Le modèle Jacobin veut qu’il n’y ait que des individus et un tout (l’intérêt général), et rien au milieu. Négation de la notion de société civile. Cela ne peut pas fonctionner. Alors, il faut aménager cette fiction en y introduisant des corps intermédiaires qui ne disent pas leur nom. L’exception française c’est cela. Croire à une fiction. Et, quand on est poussé par la nécessité, faire des réformes sans le dire, pour ne pas dissiper l’illusion. Curieusement, la critique de cette fiction, personnalisée par Tocqueville ou Burke, a contribué à son succès.
D’ailleurs ce modèle est robuste. Il se réinvente en récupérant l’argumentation adverse pour la repeindre à ses couleurs. Y compris ses opposants les plus farouches (dont Tocqueville). Car il possède une extraordinaire séduction pour le gouvernant. Il lui donne tous les pouvoirs. Il lui fait croire que l’intérêt général, c’est lui ! Pourquoi ? Parce qu’il possède une formule mathématique qui lui permet de réaliser le bonheur général. Lois de la nature en 89, lois de l’économie après guerre. Ce qui fait l’incroyable durabilité du modèle jacobin, c’est son vice : le totalitarisme !

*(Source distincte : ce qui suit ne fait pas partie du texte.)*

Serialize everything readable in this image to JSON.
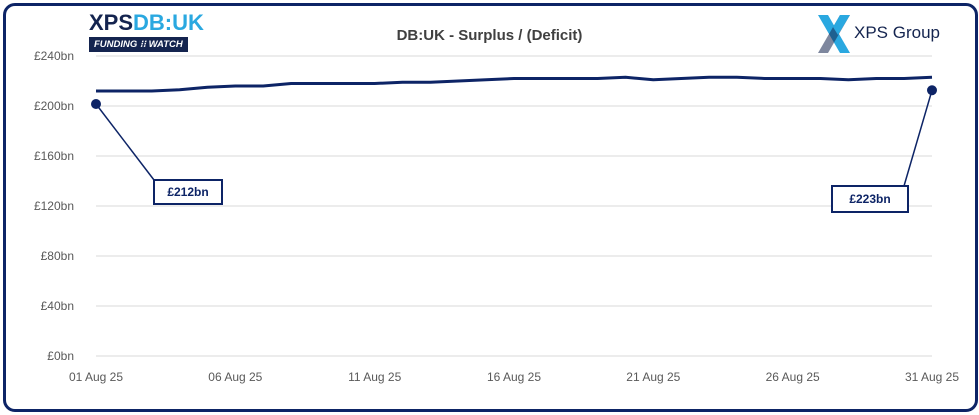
{
  "logo_left": {
    "brand_main": "XPS",
    "brand_accent": "DB:UK",
    "tagline": "FUNDING ⁝⁝ WATCH"
  },
  "logo_right": {
    "icon": "xps-x-logo-icon",
    "text": "XPS Group"
  },
  "colors": {
    "line": "#0d2466",
    "frame": "#0d2466",
    "grid": "#d9d9d9",
    "logo_accent": "#2aa8e0"
  },
  "chart_data": {
    "type": "line",
    "title": "DB:UK - Surplus / (Deficit)",
    "xlabel": "",
    "ylabel": "",
    "ylim": [
      0,
      240
    ],
    "yticks": [
      "£0bn",
      "£40bn",
      "£80bn",
      "£120bn",
      "£160bn",
      "£200bn",
      "£240bn"
    ],
    "ytick_values": [
      0,
      40,
      80,
      120,
      160,
      200,
      240
    ],
    "xticks": [
      "01 Aug 25",
      "06 Aug 25",
      "11 Aug 25",
      "16 Aug 25",
      "21 Aug 25",
      "26 Aug 25",
      "31 Aug 25"
    ],
    "xtick_days": [
      1,
      6,
      11,
      16,
      21,
      26,
      31
    ],
    "grid": true,
    "series": [
      {
        "name": "",
        "days": [
          1,
          2,
          3,
          4,
          5,
          6,
          7,
          8,
          9,
          10,
          11,
          12,
          13,
          14,
          15,
          16,
          17,
          18,
          19,
          20,
          21,
          22,
          23,
          24,
          25,
          26,
          27,
          28,
          29,
          30,
          31
        ],
        "values": [
          212,
          212,
          212,
          213,
          215,
          216,
          216,
          218,
          218,
          218,
          218,
          219,
          219,
          220,
          221,
          222,
          222,
          222,
          222,
          223,
          221,
          222,
          223,
          223,
          222,
          222,
          222,
          221,
          222,
          222,
          223
        ]
      }
    ],
    "annotations": [
      {
        "day": 1,
        "value": 212,
        "label": "£212bn"
      },
      {
        "day": 31,
        "value": 223,
        "label": "£223bn"
      }
    ]
  }
}
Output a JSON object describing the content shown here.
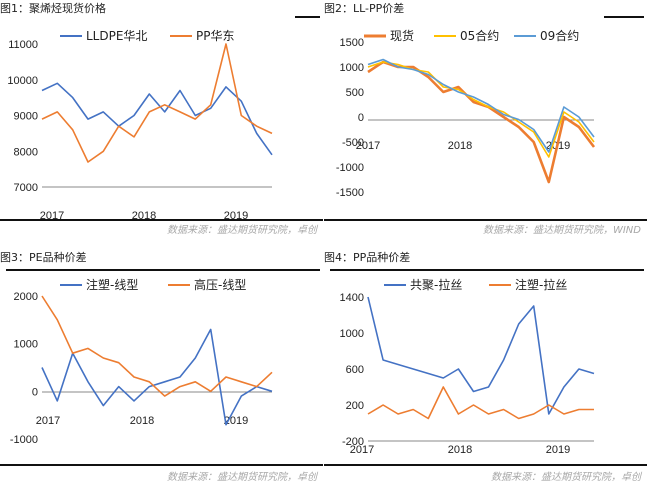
{
  "source_left": "数据来源：盛达期货研究院，卓创",
  "source_right": "数据来源：盛达期货研究院，WIND",
  "source_bottom_left": "数据来源：盛达期货研究院，卓创",
  "source_bottom_right": "数据来源：盛达期货研究院，卓创",
  "colors": {
    "blue": "#4472C4",
    "orange": "#ED7D31",
    "yellow": "#FFC000",
    "lightblue": "#5B9BD5"
  },
  "chart_data": [
    {
      "type": "line",
      "title": "图1：聚烯烃现货价格",
      "x_ticks": [
        "2017",
        "2018",
        "2019"
      ],
      "ylim": [
        7000,
        11000
      ],
      "y_ticks": [
        7000,
        8000,
        9000,
        10000,
        11000
      ],
      "legend_position": "top",
      "series": [
        {
          "name": "LLDPE华北",
          "color": "#4472C4",
          "x": [
            0,
            2,
            4,
            6,
            8,
            10,
            12,
            14,
            16,
            18,
            20,
            22,
            24,
            26,
            28,
            30
          ],
          "values": [
            9700,
            9900,
            9500,
            8900,
            9100,
            8700,
            9000,
            9600,
            9100,
            9700,
            9000,
            9200,
            9800,
            9400,
            8500,
            7900
          ]
        },
        {
          "name": "PP华东",
          "color": "#ED7D31",
          "x": [
            0,
            2,
            4,
            6,
            8,
            10,
            12,
            14,
            16,
            18,
            20,
            22,
            24,
            26,
            28,
            30
          ],
          "values": [
            8900,
            9100,
            8600,
            7700,
            8000,
            8700,
            8400,
            9100,
            9300,
            9100,
            8900,
            9300,
            11000,
            9000,
            8700,
            8500
          ]
        }
      ]
    },
    {
      "type": "line",
      "title": "图2：LL-PP价差",
      "x_ticks": [
        "2017",
        "2018",
        "2019"
      ],
      "ylim": [
        -1500,
        1500
      ],
      "y_ticks": [
        -1500,
        -1000,
        -500,
        0,
        500,
        1000,
        1500
      ],
      "legend_position": "top",
      "series": [
        {
          "name": "现货",
          "color": "#ED7D31",
          "x": [
            0,
            2,
            4,
            6,
            8,
            10,
            12,
            14,
            16,
            18,
            20,
            22,
            24,
            26,
            28,
            30
          ],
          "values": [
            900,
            1100,
            1000,
            1000,
            800,
            500,
            600,
            300,
            200,
            0,
            -200,
            -500,
            -1300,
            0,
            -200,
            -600
          ]
        },
        {
          "name": "05合约",
          "color": "#FFC000",
          "x": [
            0,
            2,
            4,
            6,
            8,
            10,
            12,
            14,
            16,
            18,
            20,
            22,
            24,
            26,
            28,
            30
          ],
          "values": [
            1000,
            1100,
            1050,
            950,
            900,
            600,
            550,
            350,
            200,
            100,
            -100,
            -300,
            -800,
            100,
            -100,
            -500
          ]
        },
        {
          "name": "09合约",
          "color": "#5B9BD5",
          "x": [
            0,
            2,
            4,
            6,
            8,
            10,
            12,
            14,
            16,
            18,
            20,
            22,
            24,
            26,
            28,
            30
          ],
          "values": [
            1050,
            1150,
            1000,
            950,
            850,
            650,
            500,
            400,
            250,
            50,
            -50,
            -250,
            -700,
            200,
            0,
            -400
          ]
        }
      ]
    },
    {
      "type": "line",
      "title": "图3：PE品种价差",
      "x_ticks": [
        "2017",
        "2018",
        "2019"
      ],
      "ylim": [
        -1000,
        2000
      ],
      "y_ticks": [
        -1000,
        0,
        1000,
        2000
      ],
      "legend_position": "top",
      "series": [
        {
          "name": "注塑-线型",
          "color": "#4472C4",
          "x": [
            0,
            2,
            4,
            6,
            8,
            10,
            12,
            14,
            16,
            18,
            20,
            22,
            24,
            26,
            28,
            30
          ],
          "values": [
            500,
            -200,
            800,
            200,
            -300,
            100,
            -200,
            100,
            200,
            300,
            700,
            1300,
            -700,
            -100,
            100,
            0
          ]
        },
        {
          "name": "高压-线型",
          "color": "#ED7D31",
          "x": [
            0,
            2,
            4,
            6,
            8,
            10,
            12,
            14,
            16,
            18,
            20,
            22,
            24,
            26,
            28,
            30
          ],
          "values": [
            2000,
            1500,
            800,
            900,
            700,
            600,
            300,
            200,
            -100,
            100,
            200,
            0,
            300,
            200,
            100,
            400
          ]
        }
      ]
    },
    {
      "type": "line",
      "title": "图4：PP品种价差",
      "x_ticks": [
        "2017",
        "2018",
        "2019"
      ],
      "ylim": [
        -200,
        1400
      ],
      "y_ticks": [
        -200,
        200,
        600,
        1000,
        1400
      ],
      "legend_position": "top",
      "series": [
        {
          "name": "共聚-拉丝",
          "color": "#4472C4",
          "x": [
            0,
            2,
            4,
            6,
            8,
            10,
            12,
            14,
            16,
            18,
            20,
            22,
            24,
            26,
            28,
            30
          ],
          "values": [
            1400,
            700,
            650,
            600,
            550,
            500,
            600,
            350,
            400,
            700,
            1100,
            1300,
            100,
            400,
            600,
            550
          ]
        },
        {
          "name": "注塑-拉丝",
          "color": "#ED7D31",
          "x": [
            0,
            2,
            4,
            6,
            8,
            10,
            12,
            14,
            16,
            18,
            20,
            22,
            24,
            26,
            28,
            30
          ],
          "values": [
            100,
            200,
            100,
            150,
            50,
            400,
            100,
            200,
            100,
            150,
            50,
            100,
            200,
            100,
            150,
            150
          ]
        }
      ]
    }
  ]
}
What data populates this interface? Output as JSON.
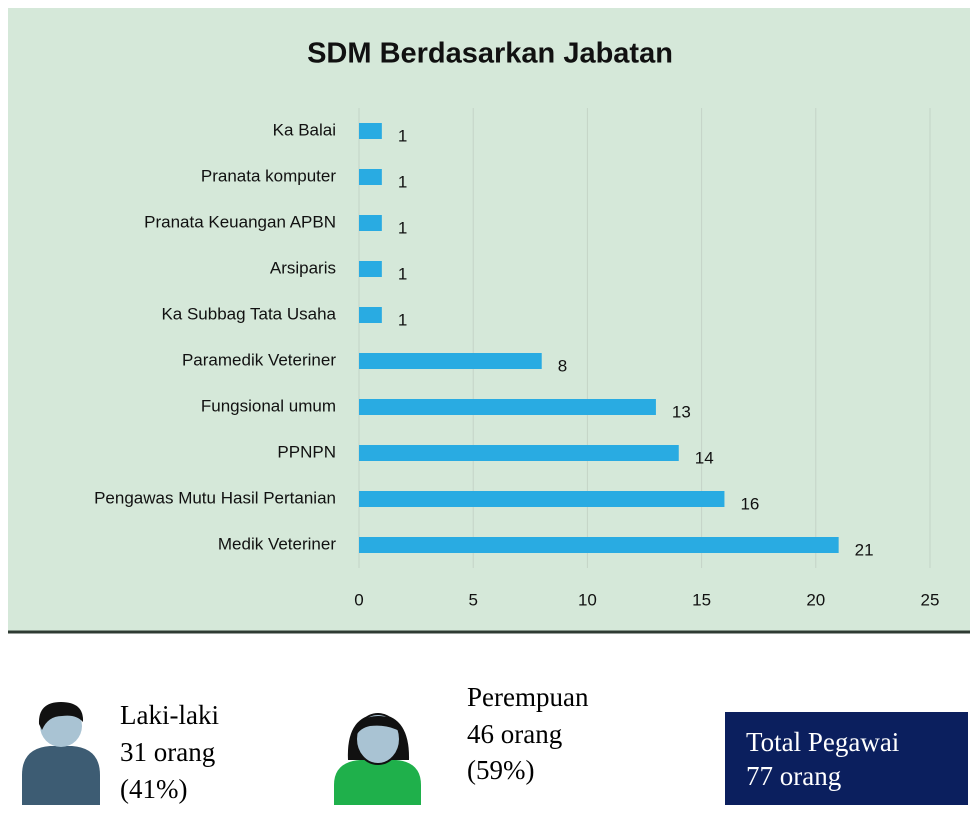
{
  "chart_data": {
    "type": "bar",
    "orientation": "horizontal",
    "title": "SDM Berdasarkan Jabatan",
    "categories": [
      "Ka Balai",
      "Pranata komputer",
      "Pranata Keuangan APBN",
      "Arsiparis",
      "Ka Subbag Tata Usaha",
      "Paramedik Veteriner",
      "Fungsional umum",
      "PPNPN",
      "Pengawas Mutu Hasil Pertanian",
      "Medik Veteriner"
    ],
    "values": [
      1,
      1,
      1,
      1,
      1,
      8,
      13,
      14,
      16,
      21
    ],
    "color": "#29abe2",
    "xlim": [
      0,
      25
    ],
    "xticks": [
      0,
      5,
      10,
      15,
      20,
      25
    ],
    "grid": true
  },
  "summary": {
    "male": {
      "label": "Laki-laki",
      "count": "31 orang",
      "percent": "(41%)"
    },
    "female": {
      "label": "Perempuan",
      "count": "46 orang",
      "percent": "(59%)"
    },
    "total": {
      "label": "Total Pegawai",
      "count": "77 orang"
    }
  }
}
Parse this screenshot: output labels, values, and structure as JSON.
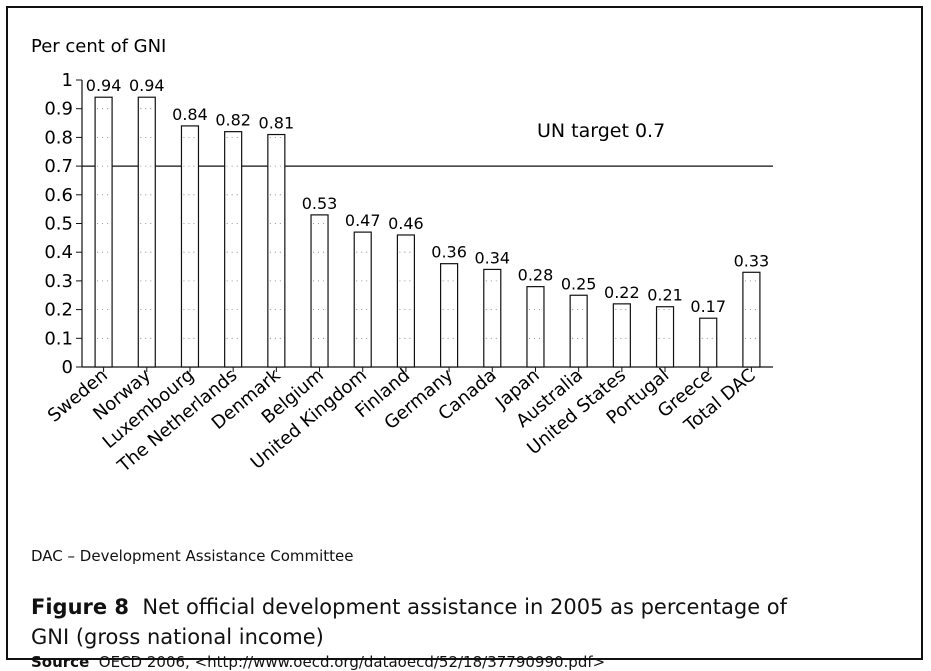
{
  "chart_data": {
    "type": "bar",
    "ylabel": "Per cent of GNI",
    "ylim": [
      0,
      1
    ],
    "yticks": [
      "0",
      "0.1",
      "0.2",
      "0.3",
      "0.4",
      "0.5",
      "0.6",
      "0.7",
      "0.8",
      "0.9",
      "1"
    ],
    "categories": [
      "Sweden",
      "Norway",
      "Luxembourg",
      "The Netherlands",
      "Denmark",
      "Belgium",
      "United Kingdom",
      "Finland",
      "Germany",
      "Canada",
      "Japan",
      "Australia",
      "United States",
      "Portugal",
      "Greece",
      "Total DAC"
    ],
    "values": [
      0.94,
      0.94,
      0.84,
      0.82,
      0.81,
      0.53,
      0.47,
      0.46,
      0.36,
      0.34,
      0.28,
      0.25,
      0.22,
      0.21,
      0.17,
      0.33
    ],
    "value_labels": [
      "0.94",
      "0.94",
      "0.84",
      "0.82",
      "0.81",
      "0.53",
      "0.47",
      "0.46",
      "0.36",
      "0.34",
      "0.28",
      "0.25",
      "0.22",
      "0.21",
      "0.17",
      "0.33"
    ],
    "reference_line": {
      "value": 0.7,
      "label": "UN target 0.7"
    },
    "grid": false
  },
  "note": "DAC – Development Assistance Committee",
  "caption": {
    "figure_label": "Figure 8",
    "text": "Net official development assistance  in 2005 as  percentage of GNI (gross national income)"
  },
  "source": {
    "label": "Source",
    "text": "OECD 2006, <http://www.oecd.org/dataoecd/52/18/37790990.pdf>"
  }
}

Démarrage en 89. On croit pouvoir créer une nation de quelques lois venues de la raison. Elles sont supposées créer une société idéale. Le peuple, inculte, décide par plébiscite. Pour apporter un peu de cohésion à ce désert affectif, on décrète la fraternité, on sacralise la famille, on organise des fêtes.
On réalise vite le danger de cette dissolution sociale. On réclame le retour à des corps intermédiaires. Ce qui ne se fait pas. On établit, au mieux, des comités électoraux pour guider les électeurs. Le jacobinisme se réinvente. On découvre ses mérites gestionnaires et organisationnels. Le gouvernement devient représentatif.
Mais, cet Etat tout puissant, à qui l’on demande de plus en plus, menace de déboucher sur le communisme. C’est alors qu’apparaît la nécessité de créer des syndicats (1884). Cette fois-ci pour encadrer les mouvements ouvriers. Violents et anarchiques. Entre-temps on a découvert la sociologie, et qu’une société d’individus, ça n’existe pas dans la nature.
Pour autant, les associations n’émergent pas. Certes, une loi finit par être votée (1901). Mais elle définit l’association comme un contrat entre individus. Elles seront toujours le parent pauvre des syndicats (pourtant révolutionnaires !). Les communes, elles-mêmes, ne sont longtemps vues que comme des unités gestionnaires. On n’y fait pas de politique.
En fait, l’association est instrumentalisée. Au lieu de représenter une communauté, elle est l’auxiliaire de l’Etat. Les corps d’Etat en sont l’idéal type. L'Etat devient « Etat réseau ». Le corporatisme d’avant guerre, institutionnalisé par Vichy est rebaptisé en multiples « ordres » dont nous avons hérité. Après guerre, l’Etat devient planificateur.
Cependant, à partir de 1975, les associations vont connaître un réel essor. Cette fois-ci, elles deviennent des représentants de groupes de citoyens.
Et aujourd’hui ? Alors que la globalisation remet tous les ordres en cause, partout dans le monde, nous sommes corsetés dans notre fiction de la généralité, qui bloque tout débat rationnel, et qui force à la réforme en sous-main, réforme dont les implications ne sont jamais formulées.
(ROSANVALLON, Pierre, Le modèle politique français, Seuil, 2004.)